Tout au long de la fable, ils abordent le réel par le biais du jeu. Dans le
premier tableau, échappant ainsi au contraignant travail imposé par leur mère, dans
le deuxième, s’inventant un univers magique dans la forêt, et enfin dans le troisième,
pour survivre, jouant la maladresse et la bêtise pour mieux piéger la sorcière. C’est
le recours au jeu qui leur donne un horizon, un espoir, une force dont ils ignoraient
peut-être l’existence. En d’autres mots ce n’est pas malgré l’adversité, mais à travers
l’adversité qu’ils inventent des mondes. Parce qu’ils grelottent, ils chantent.
D’abord, absolument, grâce aux acteurs. C’est eux qui seront au centre et
c’est grâce à eux, leur humour et leur fantaisie que cette traversée sera émouvante
et complexe. Il faudra trouver ce qui fait l’enfance. C'est-à-dire la capacité à plonger
dans l’histoire, à être tout à fait absorbé par ce que l’on traverse et qui va au-delà de
toute psychologie. Trouver dans le jeu des acteurs une incroyable capacité de
rebond et d’énergie, qui nous fera toucher celle d’un enfant.
HANSEL Un feu follet sautille bien de-ci de-là. Gretel, sois plus courageuse !

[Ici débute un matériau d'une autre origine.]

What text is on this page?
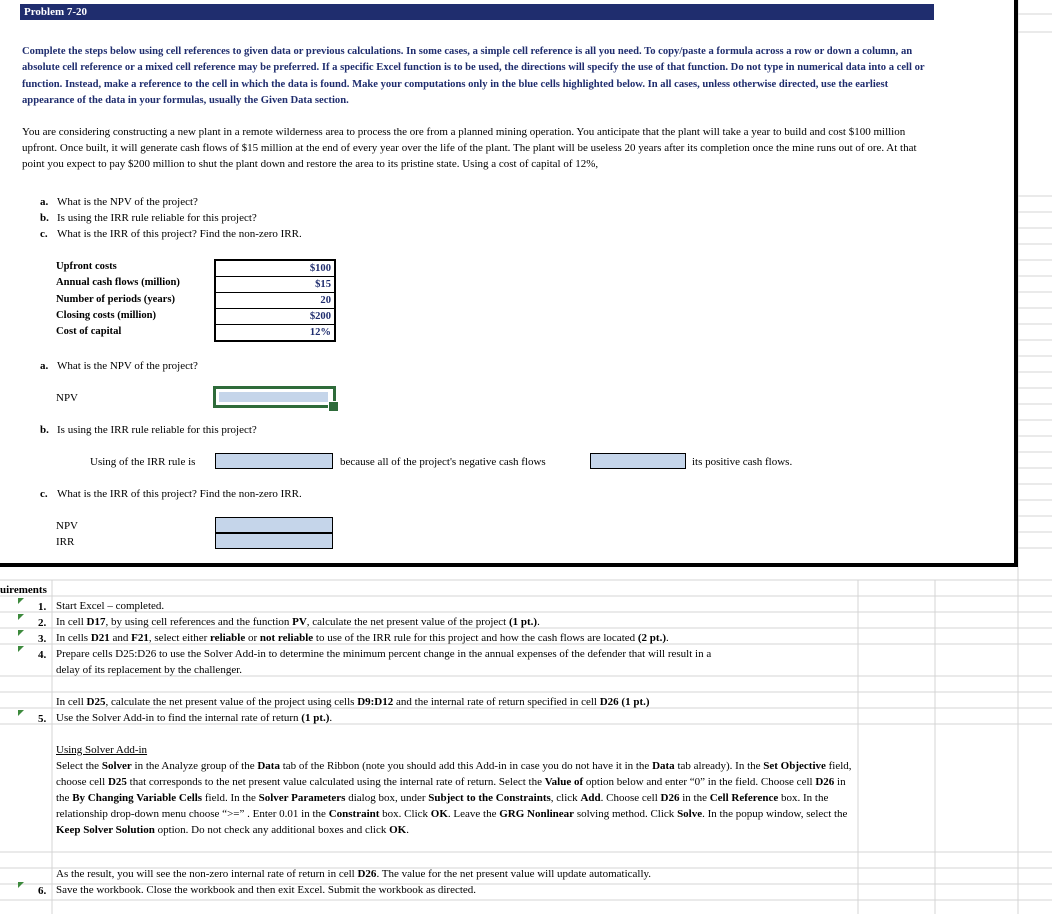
Problem 7-20
Complete the steps below using cell references to given data or previous calculations. In some cases, a simple cell reference is all you need. To copy/paste a formula across a row or down a column, an absolute cell reference or a mixed cell reference may be preferred. If a specific Excel function is to be used, the directions will specify the use of that function. Do not type in numerical data into a cell or function. Instead, make a reference to the cell in which the data is found. Make your computations only in the blue cells highlighted below. In all cases, unless otherwise directed, use the earliest appearance of the data in your formulas, usually the Given Data section.
You are considering constructing a new plant in a remote wilderness area to process the ore from a planned mining operation. You anticipate that the plant will take a year to build and cost $100 million upfront. Once built, it will generate cash flows of $15 million at the end of every year over the life of the plant. The plant will be useless 20 years after its completion once the mine runs out of ore. At that point you expect to pay $200 million to shut the plant down and restore the area to its pristine state. Using a cost of capital of 12%,
a. What is the NPV of the project?
b. Is using the IRR rule reliable for this project?
c. What is the IRR of this project? Find the non-zero IRR.
Upfront costs
Annual cash flows (million)
Number of periods (years)
Closing costs (million)
Cost of capital
$100
$15
20
$200
12%
a. What is the NPV of the project?
NPV
b. Is using the IRR rule reliable for this project?
Using of the IRR rule is	because all of the project's negative cash flows	its positive cash flows.
c. What is the IRR of this project? Find the non-zero IRR.
NPV
IRR
uirements
1. Start Excel – completed.
2. In cell D17, by using cell references and the function PV, calculate the net present value of the project (1 pt.).
3. In cells D21 and F21, select either reliable or not reliable to use of the IRR rule for this project and how the cash flows are located (2 pt.).
4. Prepare cells D25:D26 to use the Solver Add-in to determine the minimum percent change in the annual expenses of the defender that will result in a
delay of its replacement by the challenger.
In cell D25, calculate the net present value of the project using cells D9:D12 and the internal rate of return specified in cell D26 (1 pt.)
5. Use the Solver Add-in to find the internal rate of return (1 pt.).
Using Solver Add-in
Select the Solver in the Analyze group of the Data tab of the Ribbon (note you should add this Add-in in case you do not have it in the Data tab already). In the Set Objective field, choose cell D25 that corresponds to the net present value calculated using the internal rate of return. Select the Value of option below and enter “0” in the field. Choose cell D26 in the By Changing Variable Cells field. In the Solver Parameters dialog box, under Subject to the Constraints, click Add. Choose cell D26 in the Cell Reference box. In the relationship drop-down menu choose “>=” . Enter 0.01 in the Constraint box. Click OK. Leave the GRG Nonlinear solving method. Click Solve. In the popup window, select the Keep Solver Solution option. Do not check any additional boxes and click OK.
As the result, you will see the non-zero internal rate of return in cell D26. The value for the net present value will update automatically.
6. Save the workbook. Close the workbook and then exit Excel. Submit the workbook as directed.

Attends, je vais crier bien fort : Qui Est là ?
LES VOIX Si ! Si !
On ne sait jamais tout à fait ce qui est réel ou fantasmé. Nous faisons le choix de
nous enfoncer plus avant avec eux, de le vivre tel que Hansel et Gretel le vivent.
Pour trouver le rapport au magique et au merveilleux, à la manière dont l’exprimait
Cervantes: faut-il le croire pour le voir ou le voir pour le croire?
Le texte
Tout se construit dans les yeux d’enfants, même ceux des adultes. Acteurs et
spectateurs. Il y a ce qu’on voit et ce qu’on croit voir.
Hansel et Gretel vivent de façon misérable et fabriquent des balais que vendent
leurs parents. Pour le premier tableau, un décor presque nu, il y aura peut-être un lit,
une chaise, une table; quelques éléments figurant un intérieur. On y trouvera surtout
une multitude de balais attendant d’être noués. Cet objet fétiche des sorcières est
bien entendu un marqueur important du conte et pour la suite du spectacle.
La pauvreté ne sera pas figurative, mais sensible dans l’inventivité et les jeux des
enfants, et ensuite dans les présences des parents. Ils arrivent de l’extérieur. C’est
leur présence qui permet de raconter le hors-champ.